I'm new to SMBC. Customer wants a "less-sweet" bc and I was planning to use SMBC. They also want a strawberry filling.
I'm sure sure if SMBC will work as a dam for a fruit filling, given its light and fluffy texture. Usually I use a stiffened standard bc for fillings.
Any advice/tips/thoughts would be much appreciated!
I've heard some people add powdered sugar to a little bit of the SMBC to make it firmer for the dam.
I've also heard some people refuse to mix two buttercreams, so they pipe the dam and then put it in the freezer/refrigerator for just a few min, which hardens the dam. I did this once and it worked, but I was afraid all the time!
I use SMBC and I use it as is for any dams that I might need. Never fails, and I don't let it harden before I fill it.
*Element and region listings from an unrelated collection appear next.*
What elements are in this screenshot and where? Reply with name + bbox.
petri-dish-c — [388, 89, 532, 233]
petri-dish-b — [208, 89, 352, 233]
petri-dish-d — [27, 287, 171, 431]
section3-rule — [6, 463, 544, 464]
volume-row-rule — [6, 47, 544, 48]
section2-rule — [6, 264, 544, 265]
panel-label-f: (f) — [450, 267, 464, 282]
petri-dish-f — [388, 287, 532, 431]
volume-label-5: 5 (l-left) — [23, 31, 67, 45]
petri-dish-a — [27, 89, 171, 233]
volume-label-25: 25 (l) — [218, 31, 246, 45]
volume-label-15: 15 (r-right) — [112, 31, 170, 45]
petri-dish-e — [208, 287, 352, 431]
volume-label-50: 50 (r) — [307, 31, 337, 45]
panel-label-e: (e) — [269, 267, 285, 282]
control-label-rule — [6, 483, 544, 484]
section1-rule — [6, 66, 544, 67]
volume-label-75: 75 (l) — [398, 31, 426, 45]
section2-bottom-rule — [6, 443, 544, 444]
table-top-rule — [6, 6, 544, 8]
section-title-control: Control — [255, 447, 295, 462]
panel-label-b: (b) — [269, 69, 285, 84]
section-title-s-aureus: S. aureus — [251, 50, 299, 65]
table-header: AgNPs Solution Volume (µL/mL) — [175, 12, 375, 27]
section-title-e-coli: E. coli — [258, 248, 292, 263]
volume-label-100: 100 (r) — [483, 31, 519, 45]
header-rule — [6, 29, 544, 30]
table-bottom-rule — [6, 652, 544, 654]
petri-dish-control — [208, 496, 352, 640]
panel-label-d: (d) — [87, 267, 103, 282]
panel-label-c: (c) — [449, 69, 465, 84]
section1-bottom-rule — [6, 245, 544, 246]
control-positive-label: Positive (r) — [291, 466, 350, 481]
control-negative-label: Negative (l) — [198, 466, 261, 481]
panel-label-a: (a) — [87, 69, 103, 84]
I don't use PS on SMBC as a dam. I just pipe it in about a scant 1/2" from the edge. Then when I set the cake on top it has room to settle out to the edge. I then wrap the cake tightly in plastic wrap and weight the top for about an hour.
This is not my idea. Leah wrote about it here.
But I guess if you want a thick center with lots of strawberry filling, you want a stiff dam. I usually don't fill a center of a cake with a 1/2" filling, so my technique works fine.